WASHINGTON (Legal Newsline) - A group of AT&T employees from North Carolina on Thursday asked the Supreme Court to review an identity theft case involving federal preemption.
Union officials allegedly publicly posted social security numbers of employees in apparent retaliation for resigning from union. A judge ruled that North Carolina identity protections laws did not apply in the case.
Communications Workers of America Local 3602 union president John Glenn allegedly posted the names and social security numbers of 33 AT&T employees on a publicly accessible bulletin board at the company's facility in Burlington, N.C. in the fall of 2007.
All the employees had opted out of union membership in accordance with North Carolina's right-to-work law. They resigned from CWA union membership and stopped paying union dues.
The North Carolina Identity Theft Protection Act makes it is a serious offense for a business or nonprofit organization to publicly reveal names and social security numbers without authorization. Violators could be fined of up to $5,000 per violation.
AT&T employee Jason Fisher and 15 other employees filed a lawsuit against Local 3602 and its parent unions in state court in June 2008. They received free representation by the National Right to Work Legal Defense Foundation.
Both the trial court and the state court of appeals said that the union was exempt from North Carolina's identity theft law.
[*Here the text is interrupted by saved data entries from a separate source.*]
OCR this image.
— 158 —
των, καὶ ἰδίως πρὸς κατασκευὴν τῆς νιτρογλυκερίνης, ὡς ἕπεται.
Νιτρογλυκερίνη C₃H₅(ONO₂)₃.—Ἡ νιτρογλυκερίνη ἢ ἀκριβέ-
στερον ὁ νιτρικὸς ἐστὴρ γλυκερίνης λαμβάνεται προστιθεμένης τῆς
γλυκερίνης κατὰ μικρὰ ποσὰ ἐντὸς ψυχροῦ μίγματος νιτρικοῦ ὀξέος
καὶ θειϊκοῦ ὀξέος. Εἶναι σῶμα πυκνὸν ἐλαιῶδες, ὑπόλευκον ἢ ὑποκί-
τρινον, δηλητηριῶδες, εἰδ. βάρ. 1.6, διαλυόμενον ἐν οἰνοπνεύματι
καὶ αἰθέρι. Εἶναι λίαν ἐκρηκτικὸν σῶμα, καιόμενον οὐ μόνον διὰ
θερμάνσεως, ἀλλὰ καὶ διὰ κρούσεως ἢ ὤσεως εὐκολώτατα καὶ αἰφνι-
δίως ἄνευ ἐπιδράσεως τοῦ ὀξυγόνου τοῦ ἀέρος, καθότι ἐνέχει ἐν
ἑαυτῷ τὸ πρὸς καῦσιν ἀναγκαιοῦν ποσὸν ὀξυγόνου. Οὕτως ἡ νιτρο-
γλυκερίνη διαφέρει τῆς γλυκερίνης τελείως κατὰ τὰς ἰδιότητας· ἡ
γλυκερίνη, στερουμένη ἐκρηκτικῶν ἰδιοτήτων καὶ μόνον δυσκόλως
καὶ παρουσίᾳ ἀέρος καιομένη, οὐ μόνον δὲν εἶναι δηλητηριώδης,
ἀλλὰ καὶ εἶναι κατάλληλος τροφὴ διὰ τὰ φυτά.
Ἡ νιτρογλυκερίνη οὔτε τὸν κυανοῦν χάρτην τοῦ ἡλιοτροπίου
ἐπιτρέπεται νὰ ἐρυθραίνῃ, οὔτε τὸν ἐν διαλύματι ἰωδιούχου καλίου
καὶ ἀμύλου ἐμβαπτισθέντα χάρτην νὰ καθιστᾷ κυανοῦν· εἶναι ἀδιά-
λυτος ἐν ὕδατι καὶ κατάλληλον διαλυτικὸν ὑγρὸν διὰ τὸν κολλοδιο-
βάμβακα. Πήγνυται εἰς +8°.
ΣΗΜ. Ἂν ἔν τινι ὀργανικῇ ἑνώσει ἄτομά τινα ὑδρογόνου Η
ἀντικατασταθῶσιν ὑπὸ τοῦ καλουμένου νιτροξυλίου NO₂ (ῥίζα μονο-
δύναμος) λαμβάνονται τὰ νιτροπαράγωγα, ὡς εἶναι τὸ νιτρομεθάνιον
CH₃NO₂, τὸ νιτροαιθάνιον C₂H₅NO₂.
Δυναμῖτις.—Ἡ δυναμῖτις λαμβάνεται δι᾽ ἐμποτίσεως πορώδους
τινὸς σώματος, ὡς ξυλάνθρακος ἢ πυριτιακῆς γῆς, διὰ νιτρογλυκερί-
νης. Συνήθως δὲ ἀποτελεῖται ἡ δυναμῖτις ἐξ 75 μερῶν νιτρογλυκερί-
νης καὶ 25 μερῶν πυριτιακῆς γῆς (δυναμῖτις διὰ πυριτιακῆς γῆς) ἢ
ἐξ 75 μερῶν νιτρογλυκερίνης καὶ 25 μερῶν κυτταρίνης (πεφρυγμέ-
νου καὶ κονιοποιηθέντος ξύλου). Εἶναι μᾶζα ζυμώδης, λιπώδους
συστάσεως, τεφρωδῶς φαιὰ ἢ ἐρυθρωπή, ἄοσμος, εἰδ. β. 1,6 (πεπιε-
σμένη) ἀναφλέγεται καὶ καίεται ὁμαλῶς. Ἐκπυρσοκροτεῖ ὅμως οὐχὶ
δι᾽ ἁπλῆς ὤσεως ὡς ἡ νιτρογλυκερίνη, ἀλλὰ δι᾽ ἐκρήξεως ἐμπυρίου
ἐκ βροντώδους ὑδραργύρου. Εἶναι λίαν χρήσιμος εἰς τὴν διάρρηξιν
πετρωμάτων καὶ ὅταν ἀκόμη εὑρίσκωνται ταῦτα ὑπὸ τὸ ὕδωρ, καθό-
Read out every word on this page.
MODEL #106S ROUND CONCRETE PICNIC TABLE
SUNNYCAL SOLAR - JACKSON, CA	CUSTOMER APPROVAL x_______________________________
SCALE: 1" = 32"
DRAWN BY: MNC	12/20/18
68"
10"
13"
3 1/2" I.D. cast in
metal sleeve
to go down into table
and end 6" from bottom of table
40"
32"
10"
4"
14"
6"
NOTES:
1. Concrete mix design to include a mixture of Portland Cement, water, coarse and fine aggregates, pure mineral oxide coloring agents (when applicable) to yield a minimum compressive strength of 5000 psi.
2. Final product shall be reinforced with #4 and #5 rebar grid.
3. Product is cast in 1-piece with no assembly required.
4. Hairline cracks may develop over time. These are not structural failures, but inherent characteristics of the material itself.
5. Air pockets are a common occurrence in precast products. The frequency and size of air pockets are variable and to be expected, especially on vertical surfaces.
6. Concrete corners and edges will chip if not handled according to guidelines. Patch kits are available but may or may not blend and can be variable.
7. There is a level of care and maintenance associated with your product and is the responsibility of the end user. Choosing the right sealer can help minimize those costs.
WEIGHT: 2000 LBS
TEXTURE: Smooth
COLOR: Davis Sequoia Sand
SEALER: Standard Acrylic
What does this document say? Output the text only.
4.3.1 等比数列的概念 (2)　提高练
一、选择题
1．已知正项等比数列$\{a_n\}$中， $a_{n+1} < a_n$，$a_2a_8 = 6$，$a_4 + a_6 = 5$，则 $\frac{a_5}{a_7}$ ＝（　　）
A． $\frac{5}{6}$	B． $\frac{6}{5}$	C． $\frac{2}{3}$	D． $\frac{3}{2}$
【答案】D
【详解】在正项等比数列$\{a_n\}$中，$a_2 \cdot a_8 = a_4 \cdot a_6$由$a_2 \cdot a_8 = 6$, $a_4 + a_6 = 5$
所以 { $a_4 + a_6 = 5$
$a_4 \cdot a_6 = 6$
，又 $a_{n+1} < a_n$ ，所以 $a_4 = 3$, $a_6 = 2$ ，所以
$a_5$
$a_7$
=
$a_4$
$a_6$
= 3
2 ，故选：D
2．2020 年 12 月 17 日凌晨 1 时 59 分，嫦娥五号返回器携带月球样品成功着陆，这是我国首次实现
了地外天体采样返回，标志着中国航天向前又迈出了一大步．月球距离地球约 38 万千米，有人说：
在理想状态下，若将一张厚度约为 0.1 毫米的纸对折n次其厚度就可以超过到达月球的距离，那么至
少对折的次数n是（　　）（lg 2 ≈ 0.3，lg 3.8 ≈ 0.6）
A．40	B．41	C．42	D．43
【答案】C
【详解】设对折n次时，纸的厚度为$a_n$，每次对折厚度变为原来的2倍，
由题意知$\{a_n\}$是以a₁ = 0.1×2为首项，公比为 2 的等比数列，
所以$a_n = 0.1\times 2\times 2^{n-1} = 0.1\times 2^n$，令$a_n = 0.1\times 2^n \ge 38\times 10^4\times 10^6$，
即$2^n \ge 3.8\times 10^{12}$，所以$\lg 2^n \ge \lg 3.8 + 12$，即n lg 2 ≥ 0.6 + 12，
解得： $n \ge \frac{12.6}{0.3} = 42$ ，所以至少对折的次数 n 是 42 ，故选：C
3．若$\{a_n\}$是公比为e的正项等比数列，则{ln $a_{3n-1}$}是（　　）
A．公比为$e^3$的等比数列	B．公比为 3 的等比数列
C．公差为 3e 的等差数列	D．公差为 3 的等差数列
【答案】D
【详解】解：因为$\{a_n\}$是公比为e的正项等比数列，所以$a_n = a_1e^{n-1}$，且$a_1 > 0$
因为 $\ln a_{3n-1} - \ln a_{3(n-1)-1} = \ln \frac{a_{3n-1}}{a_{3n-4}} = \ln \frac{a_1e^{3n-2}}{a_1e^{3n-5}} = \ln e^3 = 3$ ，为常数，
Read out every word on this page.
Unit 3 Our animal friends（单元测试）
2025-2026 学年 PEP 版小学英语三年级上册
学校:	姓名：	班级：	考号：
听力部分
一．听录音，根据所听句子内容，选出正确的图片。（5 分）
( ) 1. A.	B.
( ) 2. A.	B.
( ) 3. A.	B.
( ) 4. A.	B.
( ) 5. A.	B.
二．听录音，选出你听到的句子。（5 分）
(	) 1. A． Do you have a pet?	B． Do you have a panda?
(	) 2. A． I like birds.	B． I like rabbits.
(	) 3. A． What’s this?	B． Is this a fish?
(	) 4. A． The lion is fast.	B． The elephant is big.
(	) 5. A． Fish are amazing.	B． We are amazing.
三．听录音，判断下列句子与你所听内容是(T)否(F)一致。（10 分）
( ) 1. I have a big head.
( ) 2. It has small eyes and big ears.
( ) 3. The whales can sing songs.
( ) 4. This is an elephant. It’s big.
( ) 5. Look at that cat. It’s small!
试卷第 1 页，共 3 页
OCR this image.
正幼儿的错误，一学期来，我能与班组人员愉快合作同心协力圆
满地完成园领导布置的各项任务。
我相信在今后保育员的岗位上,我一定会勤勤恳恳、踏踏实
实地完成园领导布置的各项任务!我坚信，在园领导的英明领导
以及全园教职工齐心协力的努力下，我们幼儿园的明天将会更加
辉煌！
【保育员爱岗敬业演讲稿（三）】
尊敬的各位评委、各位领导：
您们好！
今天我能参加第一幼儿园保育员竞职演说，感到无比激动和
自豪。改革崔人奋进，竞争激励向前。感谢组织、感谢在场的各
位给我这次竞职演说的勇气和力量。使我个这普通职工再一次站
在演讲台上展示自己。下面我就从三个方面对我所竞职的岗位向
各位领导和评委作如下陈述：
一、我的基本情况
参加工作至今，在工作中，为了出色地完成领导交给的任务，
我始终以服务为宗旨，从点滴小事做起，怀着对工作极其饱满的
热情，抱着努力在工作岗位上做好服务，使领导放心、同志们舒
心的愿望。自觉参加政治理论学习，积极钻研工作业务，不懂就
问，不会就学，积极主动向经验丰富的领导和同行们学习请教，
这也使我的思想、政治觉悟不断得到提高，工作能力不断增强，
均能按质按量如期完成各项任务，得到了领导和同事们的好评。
Both courts adopted an argument that the National Labor Relations Act preempts the ITPA, and consequently union bosses may not be punished by state authorities for exposing the workers' private information to the public.
"If the U.S. Supreme Court does not overturn the lower courts' rulings, workers in North Carolina who exercise their right to refrain from union affiliation will be susceptible to this ugly type of union boss retaliation," said Mark Mix, President of National Right to Work.
"The Court's inaction would also make a mockery of federal labor law, which purports to 'protect' workers but really protects union boss intimidation, and could be used to overturn state laws protecting workers across the country."